Tour de France 2010

13 07 2010

Renens, 13 juillet 2010, veille du départ

Ah le Tour de France, cette compétition cycliste, cette « Grande Boucle », considérée comme la plus prestigieuse épreuve de la petite reine. Depuis 1903, date de la première édition, tout les grands cyclistes s’y sont illustrés (Eddy Merckx, Philippe Thys, Bernard Hinault, Jan Ulrich, Alberto Contador, …), et son attrait reste le même dans ce monde, malgré le dopage vérifié ou non d’un certain nombre de coureurs (Richard Virenque, Floyd Landis, Lance Armstrong, …).
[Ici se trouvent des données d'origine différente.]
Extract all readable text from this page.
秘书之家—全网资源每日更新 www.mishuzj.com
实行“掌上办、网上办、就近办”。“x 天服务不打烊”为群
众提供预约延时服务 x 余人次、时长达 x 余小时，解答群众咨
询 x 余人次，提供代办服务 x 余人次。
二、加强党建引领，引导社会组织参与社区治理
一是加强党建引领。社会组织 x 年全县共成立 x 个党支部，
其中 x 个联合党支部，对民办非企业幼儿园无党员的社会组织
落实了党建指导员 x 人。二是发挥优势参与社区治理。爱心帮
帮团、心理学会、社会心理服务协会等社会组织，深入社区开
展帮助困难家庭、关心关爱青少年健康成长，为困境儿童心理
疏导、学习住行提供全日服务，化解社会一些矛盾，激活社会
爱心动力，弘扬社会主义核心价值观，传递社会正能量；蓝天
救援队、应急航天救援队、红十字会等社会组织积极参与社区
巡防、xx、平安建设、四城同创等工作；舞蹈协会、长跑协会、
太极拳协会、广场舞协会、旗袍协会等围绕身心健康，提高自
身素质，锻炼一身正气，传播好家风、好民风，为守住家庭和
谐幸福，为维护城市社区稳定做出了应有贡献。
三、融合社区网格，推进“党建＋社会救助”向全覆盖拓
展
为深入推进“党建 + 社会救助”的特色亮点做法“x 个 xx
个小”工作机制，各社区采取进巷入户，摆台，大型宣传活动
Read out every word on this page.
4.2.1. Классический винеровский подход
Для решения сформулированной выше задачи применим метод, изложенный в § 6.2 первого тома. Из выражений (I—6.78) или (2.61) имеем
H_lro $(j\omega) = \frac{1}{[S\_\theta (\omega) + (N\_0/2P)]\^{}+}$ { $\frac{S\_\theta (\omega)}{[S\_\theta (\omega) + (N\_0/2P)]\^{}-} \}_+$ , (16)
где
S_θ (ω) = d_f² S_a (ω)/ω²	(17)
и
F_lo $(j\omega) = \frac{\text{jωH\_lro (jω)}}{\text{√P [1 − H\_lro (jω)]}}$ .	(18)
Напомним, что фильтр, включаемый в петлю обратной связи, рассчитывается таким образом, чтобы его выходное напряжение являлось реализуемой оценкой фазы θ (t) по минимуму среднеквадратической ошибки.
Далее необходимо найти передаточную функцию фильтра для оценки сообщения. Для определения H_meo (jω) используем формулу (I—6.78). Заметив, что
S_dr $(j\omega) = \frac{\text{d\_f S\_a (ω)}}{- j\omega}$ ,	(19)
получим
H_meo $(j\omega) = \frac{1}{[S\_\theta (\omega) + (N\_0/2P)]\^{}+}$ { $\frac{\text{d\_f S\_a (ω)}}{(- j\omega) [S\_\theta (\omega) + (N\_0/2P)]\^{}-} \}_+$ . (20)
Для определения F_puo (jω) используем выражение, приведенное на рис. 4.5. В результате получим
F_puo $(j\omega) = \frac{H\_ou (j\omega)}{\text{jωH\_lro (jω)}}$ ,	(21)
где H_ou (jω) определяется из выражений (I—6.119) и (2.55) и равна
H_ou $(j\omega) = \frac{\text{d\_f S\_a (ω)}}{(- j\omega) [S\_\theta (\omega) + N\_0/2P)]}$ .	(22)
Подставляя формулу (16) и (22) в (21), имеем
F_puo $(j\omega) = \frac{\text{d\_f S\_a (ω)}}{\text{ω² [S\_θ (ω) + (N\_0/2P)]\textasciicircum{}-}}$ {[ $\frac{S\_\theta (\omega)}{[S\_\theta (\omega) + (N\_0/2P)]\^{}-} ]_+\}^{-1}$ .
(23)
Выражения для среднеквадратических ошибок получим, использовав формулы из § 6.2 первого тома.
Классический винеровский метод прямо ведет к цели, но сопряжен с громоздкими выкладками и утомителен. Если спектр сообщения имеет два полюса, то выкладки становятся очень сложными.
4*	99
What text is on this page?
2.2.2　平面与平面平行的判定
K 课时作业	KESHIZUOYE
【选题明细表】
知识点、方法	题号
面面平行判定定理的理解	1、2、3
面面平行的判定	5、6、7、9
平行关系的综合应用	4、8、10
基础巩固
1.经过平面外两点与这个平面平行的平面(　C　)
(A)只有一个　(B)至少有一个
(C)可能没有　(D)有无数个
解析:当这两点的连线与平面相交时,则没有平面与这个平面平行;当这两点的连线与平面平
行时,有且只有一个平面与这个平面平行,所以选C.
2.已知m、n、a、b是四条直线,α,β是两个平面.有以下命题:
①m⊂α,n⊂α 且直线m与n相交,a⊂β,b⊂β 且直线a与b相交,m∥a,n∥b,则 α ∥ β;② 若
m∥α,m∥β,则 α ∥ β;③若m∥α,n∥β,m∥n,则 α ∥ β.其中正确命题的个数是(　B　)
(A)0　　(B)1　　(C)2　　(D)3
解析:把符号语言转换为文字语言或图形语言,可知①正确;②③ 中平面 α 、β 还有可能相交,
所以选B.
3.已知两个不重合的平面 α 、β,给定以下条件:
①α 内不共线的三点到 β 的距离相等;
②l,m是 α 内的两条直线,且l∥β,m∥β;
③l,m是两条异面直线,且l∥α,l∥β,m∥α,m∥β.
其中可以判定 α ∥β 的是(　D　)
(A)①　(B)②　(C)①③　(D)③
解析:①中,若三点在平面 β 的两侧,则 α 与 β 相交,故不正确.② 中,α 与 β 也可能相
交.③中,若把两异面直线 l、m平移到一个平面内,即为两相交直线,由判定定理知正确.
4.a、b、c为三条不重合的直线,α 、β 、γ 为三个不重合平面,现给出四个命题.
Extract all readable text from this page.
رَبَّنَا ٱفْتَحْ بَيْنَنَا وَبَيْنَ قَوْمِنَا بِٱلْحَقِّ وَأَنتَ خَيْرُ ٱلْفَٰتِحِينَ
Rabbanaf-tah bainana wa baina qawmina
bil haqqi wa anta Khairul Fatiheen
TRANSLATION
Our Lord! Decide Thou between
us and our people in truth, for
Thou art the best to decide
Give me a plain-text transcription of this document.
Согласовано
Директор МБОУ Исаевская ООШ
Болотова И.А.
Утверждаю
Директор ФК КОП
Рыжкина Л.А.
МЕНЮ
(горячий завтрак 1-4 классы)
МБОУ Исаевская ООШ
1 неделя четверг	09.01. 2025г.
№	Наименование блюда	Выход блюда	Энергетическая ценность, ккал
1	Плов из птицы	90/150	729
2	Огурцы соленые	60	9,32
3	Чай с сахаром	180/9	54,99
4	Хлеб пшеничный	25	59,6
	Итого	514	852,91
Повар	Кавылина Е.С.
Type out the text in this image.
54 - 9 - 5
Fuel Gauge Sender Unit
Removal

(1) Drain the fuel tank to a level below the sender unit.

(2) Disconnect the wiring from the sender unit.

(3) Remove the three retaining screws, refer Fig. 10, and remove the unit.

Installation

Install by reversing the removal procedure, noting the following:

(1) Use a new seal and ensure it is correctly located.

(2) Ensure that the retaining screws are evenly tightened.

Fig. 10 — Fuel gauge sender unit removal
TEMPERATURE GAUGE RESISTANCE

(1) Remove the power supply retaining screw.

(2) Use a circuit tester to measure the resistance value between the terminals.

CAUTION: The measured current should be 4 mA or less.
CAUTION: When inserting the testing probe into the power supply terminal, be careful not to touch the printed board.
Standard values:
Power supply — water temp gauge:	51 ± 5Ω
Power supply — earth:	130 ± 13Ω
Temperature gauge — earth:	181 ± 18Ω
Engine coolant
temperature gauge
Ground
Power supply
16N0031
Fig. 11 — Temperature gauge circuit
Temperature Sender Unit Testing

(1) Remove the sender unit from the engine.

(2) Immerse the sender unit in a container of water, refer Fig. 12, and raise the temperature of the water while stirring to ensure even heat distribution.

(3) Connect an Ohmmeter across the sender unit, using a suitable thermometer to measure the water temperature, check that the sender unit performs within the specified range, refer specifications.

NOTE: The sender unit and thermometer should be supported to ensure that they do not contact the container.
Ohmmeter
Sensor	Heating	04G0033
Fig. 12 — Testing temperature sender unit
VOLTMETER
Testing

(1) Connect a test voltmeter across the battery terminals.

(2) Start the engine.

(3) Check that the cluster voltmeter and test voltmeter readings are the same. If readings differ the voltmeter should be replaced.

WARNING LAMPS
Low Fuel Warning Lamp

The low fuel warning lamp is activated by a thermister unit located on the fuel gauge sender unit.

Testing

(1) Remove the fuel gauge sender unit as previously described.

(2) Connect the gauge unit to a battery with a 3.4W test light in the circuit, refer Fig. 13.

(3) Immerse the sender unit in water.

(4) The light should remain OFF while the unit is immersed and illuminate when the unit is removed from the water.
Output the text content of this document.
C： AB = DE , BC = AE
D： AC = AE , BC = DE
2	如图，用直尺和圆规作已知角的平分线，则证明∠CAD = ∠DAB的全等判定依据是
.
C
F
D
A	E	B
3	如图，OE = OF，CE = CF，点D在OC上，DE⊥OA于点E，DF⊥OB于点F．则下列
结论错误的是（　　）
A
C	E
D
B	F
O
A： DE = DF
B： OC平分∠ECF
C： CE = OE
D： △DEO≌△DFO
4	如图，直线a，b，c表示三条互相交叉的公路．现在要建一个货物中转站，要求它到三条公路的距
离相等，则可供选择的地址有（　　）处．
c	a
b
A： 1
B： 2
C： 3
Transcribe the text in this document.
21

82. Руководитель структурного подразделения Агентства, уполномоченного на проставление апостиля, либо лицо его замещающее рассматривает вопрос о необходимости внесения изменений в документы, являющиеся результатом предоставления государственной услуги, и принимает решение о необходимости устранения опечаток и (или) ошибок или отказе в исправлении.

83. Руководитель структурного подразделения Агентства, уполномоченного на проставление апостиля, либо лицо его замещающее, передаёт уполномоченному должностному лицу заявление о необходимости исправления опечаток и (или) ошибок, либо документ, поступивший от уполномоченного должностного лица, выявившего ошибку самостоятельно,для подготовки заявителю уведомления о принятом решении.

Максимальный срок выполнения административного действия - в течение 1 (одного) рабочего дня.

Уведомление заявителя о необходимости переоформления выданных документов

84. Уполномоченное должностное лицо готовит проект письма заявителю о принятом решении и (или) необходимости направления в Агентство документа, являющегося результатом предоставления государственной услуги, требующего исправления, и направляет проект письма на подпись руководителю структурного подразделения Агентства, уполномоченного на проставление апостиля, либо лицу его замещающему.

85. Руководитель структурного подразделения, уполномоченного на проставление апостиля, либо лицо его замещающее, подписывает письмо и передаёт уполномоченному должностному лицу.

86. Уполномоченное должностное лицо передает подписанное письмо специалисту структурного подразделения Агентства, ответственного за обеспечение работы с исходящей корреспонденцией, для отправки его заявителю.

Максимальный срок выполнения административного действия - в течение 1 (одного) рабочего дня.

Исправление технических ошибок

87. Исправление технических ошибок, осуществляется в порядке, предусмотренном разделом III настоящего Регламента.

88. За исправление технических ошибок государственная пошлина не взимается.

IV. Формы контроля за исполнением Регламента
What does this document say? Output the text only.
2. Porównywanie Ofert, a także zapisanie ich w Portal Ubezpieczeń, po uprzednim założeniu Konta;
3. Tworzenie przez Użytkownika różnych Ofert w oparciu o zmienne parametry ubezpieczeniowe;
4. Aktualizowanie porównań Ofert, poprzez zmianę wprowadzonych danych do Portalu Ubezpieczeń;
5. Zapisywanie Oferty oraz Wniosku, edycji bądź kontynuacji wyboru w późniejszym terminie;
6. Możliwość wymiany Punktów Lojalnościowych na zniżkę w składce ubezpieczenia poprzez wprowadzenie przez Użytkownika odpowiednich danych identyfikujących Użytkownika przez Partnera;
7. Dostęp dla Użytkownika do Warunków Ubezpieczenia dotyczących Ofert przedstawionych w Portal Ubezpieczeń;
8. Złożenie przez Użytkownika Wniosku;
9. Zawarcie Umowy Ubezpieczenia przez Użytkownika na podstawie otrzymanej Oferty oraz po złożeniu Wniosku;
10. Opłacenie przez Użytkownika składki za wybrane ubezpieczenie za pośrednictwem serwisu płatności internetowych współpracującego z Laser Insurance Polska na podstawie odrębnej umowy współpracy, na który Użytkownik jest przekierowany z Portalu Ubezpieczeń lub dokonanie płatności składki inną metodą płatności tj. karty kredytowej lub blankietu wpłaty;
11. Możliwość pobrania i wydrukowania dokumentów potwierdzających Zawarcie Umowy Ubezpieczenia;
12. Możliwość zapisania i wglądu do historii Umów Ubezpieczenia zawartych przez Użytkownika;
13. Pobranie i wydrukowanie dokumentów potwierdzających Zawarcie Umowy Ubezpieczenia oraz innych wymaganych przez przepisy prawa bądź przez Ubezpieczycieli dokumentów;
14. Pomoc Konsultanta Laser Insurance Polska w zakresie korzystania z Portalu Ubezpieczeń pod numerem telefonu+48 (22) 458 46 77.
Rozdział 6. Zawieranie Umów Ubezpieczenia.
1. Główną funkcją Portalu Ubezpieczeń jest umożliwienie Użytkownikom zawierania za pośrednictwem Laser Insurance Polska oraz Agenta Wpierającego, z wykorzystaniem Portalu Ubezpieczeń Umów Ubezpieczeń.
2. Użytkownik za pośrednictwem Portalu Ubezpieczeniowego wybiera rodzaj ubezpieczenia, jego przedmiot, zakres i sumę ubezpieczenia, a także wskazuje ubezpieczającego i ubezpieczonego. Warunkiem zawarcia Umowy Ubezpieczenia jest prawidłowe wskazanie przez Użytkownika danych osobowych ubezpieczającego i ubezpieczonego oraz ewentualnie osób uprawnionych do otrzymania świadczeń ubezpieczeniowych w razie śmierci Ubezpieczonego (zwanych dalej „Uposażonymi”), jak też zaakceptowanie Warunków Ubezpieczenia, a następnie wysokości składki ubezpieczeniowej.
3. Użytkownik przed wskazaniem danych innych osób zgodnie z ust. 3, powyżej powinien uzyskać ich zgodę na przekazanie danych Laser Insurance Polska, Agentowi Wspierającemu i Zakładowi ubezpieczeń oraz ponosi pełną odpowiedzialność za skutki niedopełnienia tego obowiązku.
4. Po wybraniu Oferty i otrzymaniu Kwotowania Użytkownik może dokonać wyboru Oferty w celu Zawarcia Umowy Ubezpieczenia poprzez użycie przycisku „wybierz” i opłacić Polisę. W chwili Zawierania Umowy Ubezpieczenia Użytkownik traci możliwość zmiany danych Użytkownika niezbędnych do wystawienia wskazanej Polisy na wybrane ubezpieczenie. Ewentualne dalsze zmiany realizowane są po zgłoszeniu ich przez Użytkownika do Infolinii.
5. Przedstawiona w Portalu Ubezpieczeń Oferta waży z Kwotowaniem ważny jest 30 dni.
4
Jamais je n’y serais allé. Je dois dire que je n’ai que rarement trouvé un sport plus benêt que le cyclisme : faire des kilomètres, mouiller son maillot, grimper des pentes vertigineuses pour redescendre de l’autre côté sans même prendre le temps d’admirer le paysage au passage du col, … un sport que je classe au même niveau que les compétitions de peaux-de-phoque telle la Patrouille des Glaciers. Mais tout a changé durant le mois d’avril 2010 lorsque le suisse, Fabian Cancellara, s’est élancé, durant le tour de Flandre, telle une  fusée laissant les autres compétiteurs littéralement sur place. Lorsque quelques semaines plus tard il réitéra sa performance lors du Paris-Roubaix, il n’en fallait pas moins pour que les médias, la presse sportive en particulier, s’emparent de ce fait divers pour l’épingler à la une des quotidiens et parler de dopage mécanique : Fabian Cancellara aurait-il monté un moteur électrique dans son vélo pour gagner quelques Watts supplémentaires.L’histoire fit boule de neige, quelques vidéos apparaissent rapidement sur youtube, montrant Fabian appuyant sur un bouton caché pour enclencher le moteur, alors qu’il ne fait que changer de vitesse. Tout cela sans compter l’habileté de quelques fabricants et vendeurs de vélos électriques, dévoilant la possibilité de cacher un moteur dans le cadre du vélo et les batteries dans les bouteilles de ravitaillement.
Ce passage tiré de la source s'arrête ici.